“It’s like wet socks,” John Paul Green said, trying to describe “Aliens,” the play he is directing in the Margo Jones Theater this weekend.
“You know,” he said, elaborating on his simile, “You could live your whole life with wet socks, it just wouldn’t be very comfortable.”
This is a surprisingly apt description of Annie Baker’s new play about two slackers, or ‘townies’ as modern lingo designates, who hang around the backyard of a local coffeehouse playing music and eating shrooms.
Green picked up this play in American Theatre Magazine while searching for a monologue. He said that the pacing of the play combined with the exposition of characters with such perfunctory dialogue and a good amount of uncomfortable silence is what drew him to “Aliens.”

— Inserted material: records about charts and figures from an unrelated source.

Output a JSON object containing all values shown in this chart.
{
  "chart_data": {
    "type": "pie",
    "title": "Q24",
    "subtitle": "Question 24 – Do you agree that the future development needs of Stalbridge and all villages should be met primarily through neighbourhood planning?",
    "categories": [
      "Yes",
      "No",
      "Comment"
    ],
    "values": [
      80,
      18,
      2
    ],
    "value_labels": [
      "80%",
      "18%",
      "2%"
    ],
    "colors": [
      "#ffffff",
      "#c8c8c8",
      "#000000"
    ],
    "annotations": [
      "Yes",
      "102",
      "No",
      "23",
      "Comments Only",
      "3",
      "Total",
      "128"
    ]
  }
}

“It’s the closet thing to the kind of theater I enjoy going to see,” Green said. “It’s not a happy go lucky musical, it addresses something that everybody understands.”

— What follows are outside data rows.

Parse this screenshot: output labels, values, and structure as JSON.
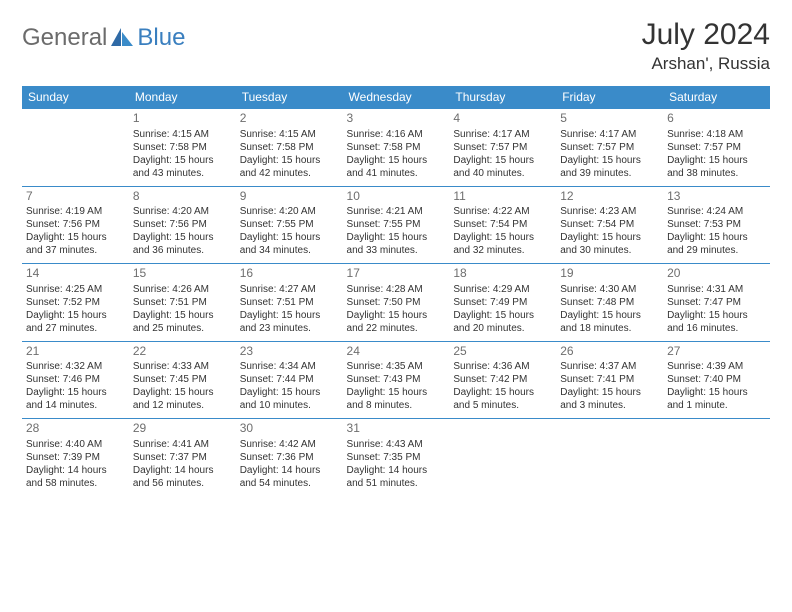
{
  "brand": {
    "part1": "General",
    "part2": "Blue"
  },
  "title": "July 2024",
  "location": "Arshan', Russia",
  "colors": {
    "header_bg": "#3a8bc9",
    "header_text": "#ffffff",
    "row_border": "#3a8bc9",
    "body_text": "#333333",
    "daynum_text": "#6e6e6e",
    "logo_gray": "#6b6b6b",
    "logo_blue": "#3a7fbf",
    "background": "#ffffff"
  },
  "day_headers": [
    "Sunday",
    "Monday",
    "Tuesday",
    "Wednesday",
    "Thursday",
    "Friday",
    "Saturday"
  ],
  "weeks": [
    [
      null,
      {
        "n": "1",
        "sr": "4:15 AM",
        "ss": "7:58 PM",
        "dl": "15 hours and 43 minutes."
      },
      {
        "n": "2",
        "sr": "4:15 AM",
        "ss": "7:58 PM",
        "dl": "15 hours and 42 minutes."
      },
      {
        "n": "3",
        "sr": "4:16 AM",
        "ss": "7:58 PM",
        "dl": "15 hours and 41 minutes."
      },
      {
        "n": "4",
        "sr": "4:17 AM",
        "ss": "7:57 PM",
        "dl": "15 hours and 40 minutes."
      },
      {
        "n": "5",
        "sr": "4:17 AM",
        "ss": "7:57 PM",
        "dl": "15 hours and 39 minutes."
      },
      {
        "n": "6",
        "sr": "4:18 AM",
        "ss": "7:57 PM",
        "dl": "15 hours and 38 minutes."
      }
    ],
    [
      {
        "n": "7",
        "sr": "4:19 AM",
        "ss": "7:56 PM",
        "dl": "15 hours and 37 minutes."
      },
      {
        "n": "8",
        "sr": "4:20 AM",
        "ss": "7:56 PM",
        "dl": "15 hours and 36 minutes."
      },
      {
        "n": "9",
        "sr": "4:20 AM",
        "ss": "7:55 PM",
        "dl": "15 hours and 34 minutes."
      },
      {
        "n": "10",
        "sr": "4:21 AM",
        "ss": "7:55 PM",
        "dl": "15 hours and 33 minutes."
      },
      {
        "n": "11",
        "sr": "4:22 AM",
        "ss": "7:54 PM",
        "dl": "15 hours and 32 minutes."
      },
      {
        "n": "12",
        "sr": "4:23 AM",
        "ss": "7:54 PM",
        "dl": "15 hours and 30 minutes."
      },
      {
        "n": "13",
        "sr": "4:24 AM",
        "ss": "7:53 PM",
        "dl": "15 hours and 29 minutes."
      }
    ],
    [
      {
        "n": "14",
        "sr": "4:25 AM",
        "ss": "7:52 PM",
        "dl": "15 hours and 27 minutes."
      },
      {
        "n": "15",
        "sr": "4:26 AM",
        "ss": "7:51 PM",
        "dl": "15 hours and 25 minutes."
      },
      {
        "n": "16",
        "sr": "4:27 AM",
        "ss": "7:51 PM",
        "dl": "15 hours and 23 minutes."
      },
      {
        "n": "17",
        "sr": "4:28 AM",
        "ss": "7:50 PM",
        "dl": "15 hours and 22 minutes."
      },
      {
        "n": "18",
        "sr": "4:29 AM",
        "ss": "7:49 PM",
        "dl": "15 hours and 20 minutes."
      },
      {
        "n": "19",
        "sr": "4:30 AM",
        "ss": "7:48 PM",
        "dl": "15 hours and 18 minutes."
      },
      {
        "n": "20",
        "sr": "4:31 AM",
        "ss": "7:47 PM",
        "dl": "15 hours and 16 minutes."
      }
    ],
    [
      {
        "n": "21",
        "sr": "4:32 AM",
        "ss": "7:46 PM",
        "dl": "15 hours and 14 minutes."
      },
      {
        "n": "22",
        "sr": "4:33 AM",
        "ss": "7:45 PM",
        "dl": "15 hours and 12 minutes."
      },
      {
        "n": "23",
        "sr": "4:34 AM",
        "ss": "7:44 PM",
        "dl": "15 hours and 10 minutes."
      },
      {
        "n": "24",
        "sr": "4:35 AM",
        "ss": "7:43 PM",
        "dl": "15 hours and 8 minutes."
      },
      {
        "n": "25",
        "sr": "4:36 AM",
        "ss": "7:42 PM",
        "dl": "15 hours and 5 minutes."
      },
      {
        "n": "26",
        "sr": "4:37 AM",
        "ss": "7:41 PM",
        "dl": "15 hours and 3 minutes."
      },
      {
        "n": "27",
        "sr": "4:39 AM",
        "ss": "7:40 PM",
        "dl": "15 hours and 1 minute."
      }
    ],
    [
      {
        "n": "28",
        "sr": "4:40 AM",
        "ss": "7:39 PM",
        "dl": "14 hours and 58 minutes."
      },
      {
        "n": "29",
        "sr": "4:41 AM",
        "ss": "7:37 PM",
        "dl": "14 hours and 56 minutes."
      },
      {
        "n": "30",
        "sr": "4:42 AM",
        "ss": "7:36 PM",
        "dl": "14 hours and 54 minutes."
      },
      {
        "n": "31",
        "sr": "4:43 AM",
        "ss": "7:35 PM",
        "dl": "14 hours and 51 minutes."
      },
      null,
      null,
      null
    ]
  ],
  "labels": {
    "sunrise_prefix": "Sunrise: ",
    "sunset_prefix": "Sunset: ",
    "daylight_prefix": "Daylight: "
  }
}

The title of the play is the name of the band that two of the characters, KJ (Gus Deardoff) and Jasper (Jacob Stewart), are in, which seems to be the one thing that keeps them going –not that they’re actually going anywhere.
Jasper spends most of the play a mixture of ambivalent and angry because he has just broken up with his girlfriend and KJ spends a great deal of the play trying to work up a sneeze. Evan (Isaac McGinley) is a new employee at the coffee shop, who tries to shoo these idlers away, but instead finds himself adopted into the company of Jasper and KJ.
“Everybody knows somebody who stayed around after high school,” Green said. “They’re the guys who talked about saving the world, but didn’t get out there and actually do anything.”
No one could put Green in that category, because he’s been working hard to get this show up by Friday, creating a set with all the appropriate trappings (garbage dumpster, picnic table etc), working with the fire marshall to allow the actors to smoke cigarettes and set off sparklers. With such a small cast, making sure that everything else goes smoothly has been the biggest job.
“There have been a lot of hoops to jump through and phone calls to make,” Green said. “But I have three great actors working their asses off and that has made the process so much more fulfilling.”
The play is in the Margo Jones Theatre this weekend only, with shows Friday, at 5:30 p.m. and Saturday at noon and 5 p.m. Green promises that coming to one of the shows will be worth your while.
“It’s probably something that the audience won’t have seen before,” Green said. “Theater should be accessible for everyone, it doesn’t have to be stuffy. I think everyone who comes for the two hours will be surprised by how much they enjoy it.”